In Turkey you can put on weight, just by drinking the coffee.

Turkish Coffee that is.

I usually drink an espresso without sugar but in Turkey a good local coffee is hard to resist and I like mine sweet.

Having been in Istanbul just over 18 months ago, visiting sites wasn’t a high priority, so we just wandered around and had the occasional coffee.

That’s the beauty of ‘slow travel’.

We did cross over the Golden Horn to do some shopping.

The last time we were in Istanbul we discovered a wonderful sports store, that’s just over the Galata Bridge, so we returned.

This time to buy some warmer clothes.

The weather was getting colder, and we were planning to go to Iceland for Christmas, and what we had in our packs was not sufficient.

On another occasion we made a quick ferry trip across the Bosphorus, back into Asia. We were hoping to find a restaurant that we had visited in 2012, but we couldn’t even find the restaurant area.

Things are changing rapidly in Istanbul and the city skyline is a forest of construction cranes.

What has also changed are the prices.

We seem to be paying twice as much as we were thirty months ago.

Call it a conspiracy theory but I believe that the government, under the conservative leadership of Recep Tayyip Erdoğan, have increased taxes on luxury items, especially alcohol.

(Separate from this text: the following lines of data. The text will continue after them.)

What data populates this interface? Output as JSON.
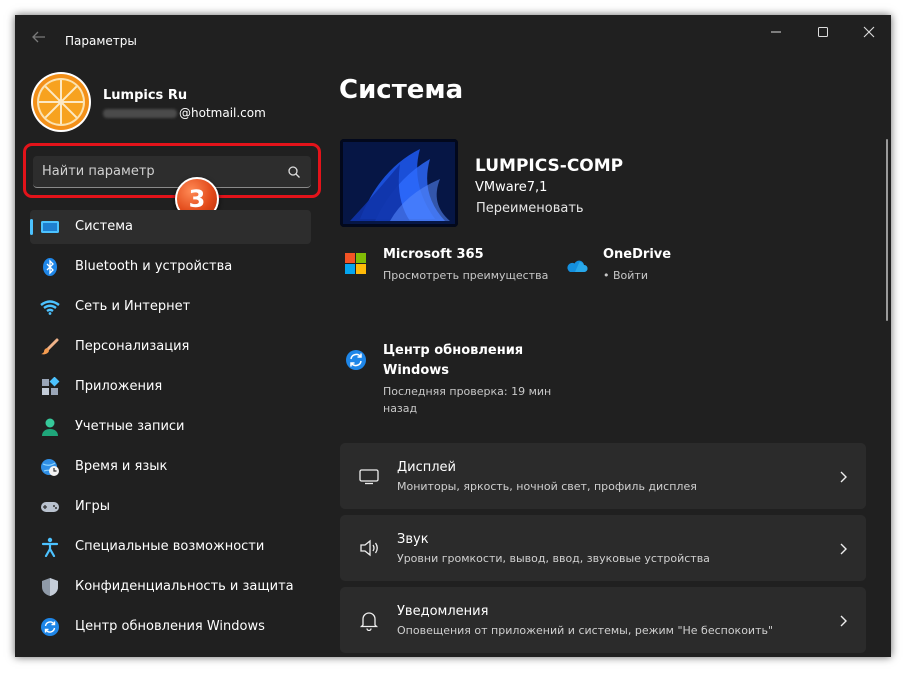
{
  "window": {
    "title": "Параметры"
  },
  "user": {
    "name": "Lumpics Ru",
    "email_domain": "@hotmail.com"
  },
  "search": {
    "placeholder": "Найти параметр"
  },
  "annotation": {
    "step": "3",
    "highlight_color": "#e3131a"
  },
  "nav": {
    "items": [
      {
        "label": "Система",
        "icon": "display-icon",
        "active": true
      },
      {
        "label": "Bluetooth и устройства",
        "icon": "bluetooth-icon"
      },
      {
        "label": "Сеть и Интернет",
        "icon": "wifi-icon"
      },
      {
        "label": "Персонализация",
        "icon": "brush-icon"
      },
      {
        "label": "Приложения",
        "icon": "apps-icon"
      },
      {
        "label": "Учетные записи",
        "icon": "account-icon"
      },
      {
        "label": "Время и язык",
        "icon": "globe-clock-icon"
      },
      {
        "label": "Игры",
        "icon": "gamepad-icon"
      },
      {
        "label": "Специальные возможности",
        "icon": "accessibility-icon"
      },
      {
        "label": "Конфиденциальность и защита",
        "icon": "shield-icon"
      },
      {
        "label": "Центр обновления Windows",
        "icon": "update-icon"
      }
    ]
  },
  "main": {
    "title": "Система",
    "device": {
      "name": "LUMPICS-COMP",
      "model": "VMware7,1",
      "rename": "Переименовать"
    },
    "tiles": {
      "m365": {
        "title": "Microsoft 365",
        "subtitle": "Просмотреть преимущества"
      },
      "onedrive": {
        "title": "OneDrive",
        "subtitle": "• Войти"
      },
      "update": {
        "title_line1": "Центр обновления",
        "title_line2": "Windows",
        "subtitle_line1": "Последняя проверка: 19 мин",
        "subtitle_line2": "назад"
      }
    },
    "cards": [
      {
        "title": "Дисплей",
        "subtitle": "Мониторы, яркость, ночной свет, профиль дисплея",
        "icon": "monitor-icon"
      },
      {
        "title": "Звук",
        "subtitle": "Уровни громкости, вывод, ввод, звуковые устройства",
        "icon": "speaker-icon"
      },
      {
        "title": "Уведомления",
        "subtitle": "Оповещения от приложений и системы, режим \"Не беспокоить\"",
        "icon": "bell-icon"
      }
    ]
  },
  "colors": {
    "accent": "#4cc2ff",
    "background": "#202020",
    "card": "#2b2b2b"
  }
}
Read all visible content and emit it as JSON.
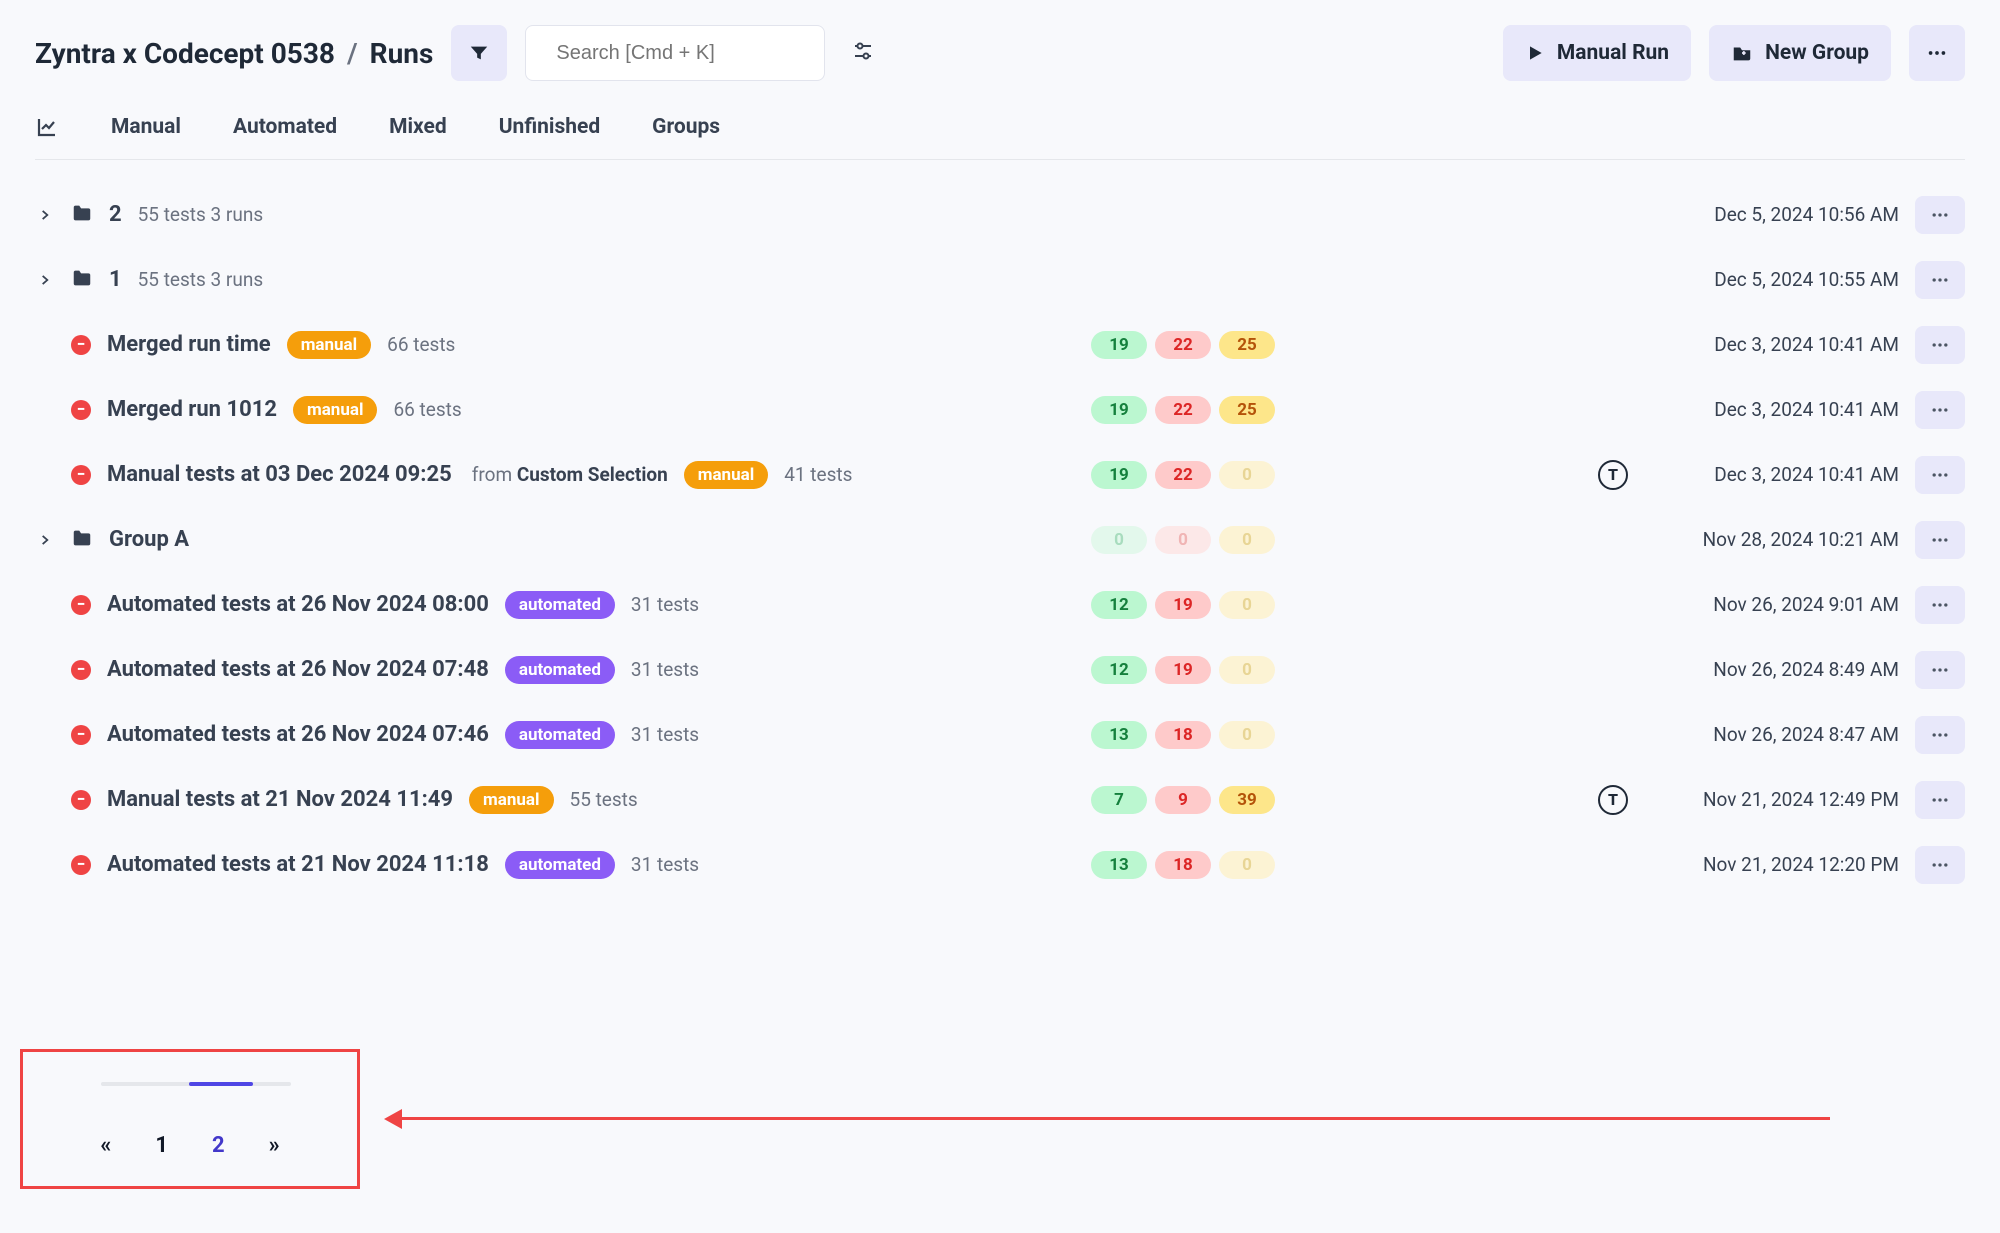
{
  "breadcrumb": {
    "project": "Zyntra x Codecept 0538",
    "page": "Runs"
  },
  "search": {
    "placeholder": "Search [Cmd + K]"
  },
  "header_buttons": {
    "manual_run": "Manual Run",
    "new_group": "New Group"
  },
  "tabs": [
    "Manual",
    "Automated",
    "Mixed",
    "Unfinished",
    "Groups"
  ],
  "runs": [
    {
      "kind": "folder",
      "name": "2",
      "meta": "55 tests  3 runs",
      "ts": "Dec 5, 2024 10:56 AM"
    },
    {
      "kind": "folder",
      "name": "1",
      "meta": "55 tests  3 runs",
      "ts": "Dec 5, 2024 10:55 AM"
    },
    {
      "kind": "run",
      "name": "Merged run time",
      "tag": "manual",
      "meta": "66 tests",
      "pills": {
        "green": "19",
        "red": "22",
        "yellow": "25"
      },
      "ts": "Dec 3, 2024 10:41 AM"
    },
    {
      "kind": "run",
      "name": "Merged run 1012",
      "tag": "manual",
      "meta": "66 tests",
      "pills": {
        "green": "19",
        "red": "22",
        "yellow": "25"
      },
      "ts": "Dec 3, 2024 10:41 AM"
    },
    {
      "kind": "run",
      "name": "Manual tests at 03 Dec 2024 09:25",
      "from": "Custom Selection",
      "tag": "manual",
      "meta": "41 tests",
      "pills": {
        "green": "19",
        "red": "22",
        "yellow": "0",
        "yellow_faded": true
      },
      "agent": "T",
      "ts": "Dec 3, 2024 10:41 AM"
    },
    {
      "kind": "folder",
      "name": "Group A",
      "pills": {
        "green": "0",
        "red": "0",
        "yellow": "0",
        "all_faded": true
      },
      "ts": "Nov 28, 2024 10:21 AM"
    },
    {
      "kind": "run",
      "name": "Automated tests at 26 Nov 2024 08:00",
      "tag": "automated",
      "meta": "31 tests",
      "pills": {
        "green": "12",
        "red": "19",
        "yellow": "0",
        "yellow_faded": true
      },
      "ts": "Nov 26, 2024 9:01 AM"
    },
    {
      "kind": "run",
      "name": "Automated tests at 26 Nov 2024 07:48",
      "tag": "automated",
      "meta": "31 tests",
      "pills": {
        "green": "12",
        "red": "19",
        "yellow": "0",
        "yellow_faded": true
      },
      "ts": "Nov 26, 2024 8:49 AM"
    },
    {
      "kind": "run",
      "name": "Automated tests at 26 Nov 2024 07:46",
      "tag": "automated",
      "meta": "31 tests",
      "pills": {
        "green": "13",
        "red": "18",
        "yellow": "0",
        "yellow_faded": true
      },
      "ts": "Nov 26, 2024 8:47 AM"
    },
    {
      "kind": "run",
      "name": "Manual tests at 21 Nov 2024 11:49",
      "tag": "manual",
      "meta": "55 tests",
      "pills": {
        "green": "7",
        "red": "9",
        "yellow": "39"
      },
      "agent": "T",
      "ts": "Nov 21, 2024 12:49 PM"
    },
    {
      "kind": "run",
      "name": "Automated tests at 21 Nov 2024 11:18",
      "tag": "automated",
      "meta": "31 tests",
      "pills": {
        "green": "13",
        "red": "18",
        "yellow": "0",
        "yellow_faded": true
      },
      "ts": "Nov 21, 2024 12:20 PM"
    }
  ],
  "pagination": {
    "prev": "«",
    "pages": [
      "1",
      "2"
    ],
    "active": "2",
    "next": "»"
  }
}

This won’t concern the majority of Turks, who are Muslin, but it will affect the very important tourist industry – it will also rile the secularists who dominate the western part of Turkey.

Recep Tayyip Erdoğan knows what side his support comes from, as he represents the conservative views of the eastern part of Turkey.

He has been so audacious as to try to belittle the importance of Mustafa Kemal Atatürk, a proponent of secularism and the first Prime Minister of Turkey – a man regarded by many Turks as a god.

Istanbul put on fine weather for our last day.

We visited the Basilica Cistern, one of many water reservoirs that lie beneath the city.

This was built in the 6th century during the reign of Byzantine Emperor Justinian I.

The roof is supported by a forest of 336 columns. Two of them have the head of Medusa, mysteriously one of them is upside down.

The cistern is capable of holding 100,000 tons of water, which is just a fraction of what’s there now.

The rest of our time was just spent wandering around.

We walked through Gülhane Park, where there was an army of gardeners planting thousands of bulbs in anticipation of spring.

The autumn, that had been chasing us for three months, was over and winter was right on its heels.